Tuesday, February 24, 2009

Truth or prosecutions?

Senator Patrick Leahy has proposed a Truth and Reconciliation Commission to investigate the Bush administration, similar to the one Bishop Desmond Tutu led in South Africa that was so successful in healing the country's wounds after apartheid. The idea behind such a T&R Commission is to get at the truth, not to prosecute.

It makes the assumption that, in order to move forward, it is essential to establish the truth of what happened and that the truth will be more forthcoming if individuals know that they will not be held criminally liable for their testimony. Otherwise, everybody takes the 5th amendment, and we don't get the truth.

It's a trade-off: truth in exchange for no prosecutions, but there's a near universal consensus that it worked to heal the South African nation and move it forward into the future.

It would be a trade-off for us too. Would healing the nation's bushwhacked trauma be better accomplished by bringing the villains to court or be simply establishing for all to see what they actually did, along with some understanding of why, of what they thought they had to do?

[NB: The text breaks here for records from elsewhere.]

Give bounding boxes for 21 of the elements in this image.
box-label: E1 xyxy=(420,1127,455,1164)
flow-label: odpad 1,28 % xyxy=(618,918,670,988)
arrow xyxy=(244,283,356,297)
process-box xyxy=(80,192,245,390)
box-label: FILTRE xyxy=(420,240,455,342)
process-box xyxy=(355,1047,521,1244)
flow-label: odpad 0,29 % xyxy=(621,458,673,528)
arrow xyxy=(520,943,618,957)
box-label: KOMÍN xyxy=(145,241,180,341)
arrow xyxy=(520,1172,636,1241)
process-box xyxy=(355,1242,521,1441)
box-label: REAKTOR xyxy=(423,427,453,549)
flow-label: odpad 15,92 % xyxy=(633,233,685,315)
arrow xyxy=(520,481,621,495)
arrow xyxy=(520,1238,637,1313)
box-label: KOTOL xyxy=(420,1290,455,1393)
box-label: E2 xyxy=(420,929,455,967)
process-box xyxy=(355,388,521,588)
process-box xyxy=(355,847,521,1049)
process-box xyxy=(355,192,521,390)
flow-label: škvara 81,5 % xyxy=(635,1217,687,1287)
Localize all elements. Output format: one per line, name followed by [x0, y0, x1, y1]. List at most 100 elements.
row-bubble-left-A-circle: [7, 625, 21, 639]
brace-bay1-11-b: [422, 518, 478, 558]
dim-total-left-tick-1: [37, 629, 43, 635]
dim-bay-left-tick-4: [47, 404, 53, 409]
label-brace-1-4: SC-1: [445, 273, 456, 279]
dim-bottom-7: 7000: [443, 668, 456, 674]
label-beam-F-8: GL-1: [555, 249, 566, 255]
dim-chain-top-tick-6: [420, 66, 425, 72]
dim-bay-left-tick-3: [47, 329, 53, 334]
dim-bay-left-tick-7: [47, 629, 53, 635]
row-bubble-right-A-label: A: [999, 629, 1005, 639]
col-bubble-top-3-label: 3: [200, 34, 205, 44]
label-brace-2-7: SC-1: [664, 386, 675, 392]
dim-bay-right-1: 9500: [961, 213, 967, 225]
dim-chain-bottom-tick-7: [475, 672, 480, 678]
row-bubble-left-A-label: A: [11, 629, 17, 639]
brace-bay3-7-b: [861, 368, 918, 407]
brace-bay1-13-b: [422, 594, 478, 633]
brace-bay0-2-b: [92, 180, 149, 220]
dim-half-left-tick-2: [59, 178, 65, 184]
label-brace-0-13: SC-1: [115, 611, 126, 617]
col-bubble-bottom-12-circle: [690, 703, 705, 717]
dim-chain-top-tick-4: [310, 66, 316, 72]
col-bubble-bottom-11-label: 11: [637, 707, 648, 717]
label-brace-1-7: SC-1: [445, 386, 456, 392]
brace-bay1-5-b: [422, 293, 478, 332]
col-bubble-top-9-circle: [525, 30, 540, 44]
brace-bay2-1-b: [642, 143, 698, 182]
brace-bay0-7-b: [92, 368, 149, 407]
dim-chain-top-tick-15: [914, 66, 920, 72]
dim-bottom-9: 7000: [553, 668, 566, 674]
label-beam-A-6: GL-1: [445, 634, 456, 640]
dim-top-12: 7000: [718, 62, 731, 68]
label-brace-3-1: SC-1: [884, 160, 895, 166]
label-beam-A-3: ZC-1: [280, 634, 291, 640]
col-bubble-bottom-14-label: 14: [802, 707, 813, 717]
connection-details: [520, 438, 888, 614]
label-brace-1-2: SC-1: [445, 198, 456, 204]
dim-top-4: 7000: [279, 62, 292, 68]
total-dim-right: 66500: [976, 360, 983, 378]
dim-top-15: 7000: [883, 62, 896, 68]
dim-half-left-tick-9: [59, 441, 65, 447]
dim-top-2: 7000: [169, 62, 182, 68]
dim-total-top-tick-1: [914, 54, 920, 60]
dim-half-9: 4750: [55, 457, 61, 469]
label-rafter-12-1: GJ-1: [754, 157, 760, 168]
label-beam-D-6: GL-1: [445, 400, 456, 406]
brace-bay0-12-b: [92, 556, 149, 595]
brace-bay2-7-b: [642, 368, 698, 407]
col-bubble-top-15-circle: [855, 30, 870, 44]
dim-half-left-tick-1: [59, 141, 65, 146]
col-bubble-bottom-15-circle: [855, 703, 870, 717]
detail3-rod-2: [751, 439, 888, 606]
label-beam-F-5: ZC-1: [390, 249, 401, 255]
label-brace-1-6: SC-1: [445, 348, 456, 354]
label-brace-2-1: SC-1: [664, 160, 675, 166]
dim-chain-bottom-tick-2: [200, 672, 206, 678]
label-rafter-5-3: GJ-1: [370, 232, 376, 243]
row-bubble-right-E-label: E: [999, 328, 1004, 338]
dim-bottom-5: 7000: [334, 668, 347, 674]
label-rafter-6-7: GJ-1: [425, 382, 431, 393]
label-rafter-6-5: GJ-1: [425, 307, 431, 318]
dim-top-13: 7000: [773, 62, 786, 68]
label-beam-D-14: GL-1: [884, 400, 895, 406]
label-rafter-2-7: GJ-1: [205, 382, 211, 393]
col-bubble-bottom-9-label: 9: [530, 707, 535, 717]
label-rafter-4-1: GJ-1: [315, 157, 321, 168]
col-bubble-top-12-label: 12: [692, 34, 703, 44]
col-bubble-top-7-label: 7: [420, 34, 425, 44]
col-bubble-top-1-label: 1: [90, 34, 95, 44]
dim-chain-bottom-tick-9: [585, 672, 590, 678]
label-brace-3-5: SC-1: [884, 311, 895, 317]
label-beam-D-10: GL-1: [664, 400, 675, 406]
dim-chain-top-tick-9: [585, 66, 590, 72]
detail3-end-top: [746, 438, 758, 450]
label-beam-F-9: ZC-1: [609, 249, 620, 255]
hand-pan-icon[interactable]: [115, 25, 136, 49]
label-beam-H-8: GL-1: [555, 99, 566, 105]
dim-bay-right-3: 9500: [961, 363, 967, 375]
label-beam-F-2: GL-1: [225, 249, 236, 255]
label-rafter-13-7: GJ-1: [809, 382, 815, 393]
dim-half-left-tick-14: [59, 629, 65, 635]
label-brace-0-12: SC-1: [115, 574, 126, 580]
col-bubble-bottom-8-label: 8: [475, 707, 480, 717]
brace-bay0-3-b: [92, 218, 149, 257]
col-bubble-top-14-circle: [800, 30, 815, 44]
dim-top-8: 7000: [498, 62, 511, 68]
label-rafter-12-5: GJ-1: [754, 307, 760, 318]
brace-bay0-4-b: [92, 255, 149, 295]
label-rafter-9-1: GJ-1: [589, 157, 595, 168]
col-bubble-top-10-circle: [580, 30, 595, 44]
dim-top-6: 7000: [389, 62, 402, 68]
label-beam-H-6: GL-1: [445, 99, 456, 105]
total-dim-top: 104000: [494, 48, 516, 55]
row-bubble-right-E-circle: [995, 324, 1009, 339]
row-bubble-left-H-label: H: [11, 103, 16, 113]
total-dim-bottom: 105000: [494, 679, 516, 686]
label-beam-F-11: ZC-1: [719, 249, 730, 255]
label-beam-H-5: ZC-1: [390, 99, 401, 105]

President Obama keeps emphasizing he wants to look to the future rather than focusing on the past. It's not clear whether he would actively oppose investigations or a truth commission or whether he just prefers not to have it be the focus of his administration with all else there is to do. I suspect it was also part of his goal of bipartisan cooperation, knowing that any investigation of either type will be bitterly opposed by Republicans. So, let Congress set it up and leave him out of it.

Now a group of liberal activists has released a statement calling on Attorney General Eric Holder to appoint a special prosecutor
We urge Attorney General Eric Holder to appoint a non-partisan independent Special Counsel to immediately commence a prosecutorial investigation into the most serious alleged crimes of former President George W. Bush, former Vice President Richard B. Cheney, the attorneys formerly employed by the Department of Justice whose memos sought to justify torture, and other former top officials of the Bush Administration.

Our laws, and treaties that under Article VI of our Constitution are the supreme law of the land, require the prosecution of crimes that strong evidence suggests these individuals have committed. Both the former president and the former vice president have confessed to authorizing a torture procedure that is illegal under our law and treaty obligations. The former president has confessed to violating the Foreign Intelligence Surveillance Act. . . .

Among the 40 signers are: Center for Constitutional Rights, National Lawyers Guild, American Freedom Action Fund, Voters for Peace, Progressive Democrats of America, The Progressive. These may be fine activist groups, but they are not the mainstream liberal and progressive organizations that are widely known.

As much as I would like to see Karl Rove and Dick Cheney go to jail and George Bush be publicly humiliated by a trial, nevertheless, my better judgment leads me to support the idea that establishing the truth of what happened and setting our government back on track, is more important than criminal prosecution of individuals.

If it were a matter of graft or fraud, I'd say prosecute. But no one has suggested that the top administrations officials did it for personal gain. Of course they violated the Constitution and the Geneva Conventions. But it was a matter of judgment and of misplaced priorities, not personal gain. So I finally come down on the side of getting the truth.

Besides, there's the practical matter that it is very difficult to get a conviction of this kind against a public official who will say what he did was necessary to protect the nation in a time of war. And, going the route of criminal prosecution will close off any hope of getting "true confessions" without getting a conviction anyway.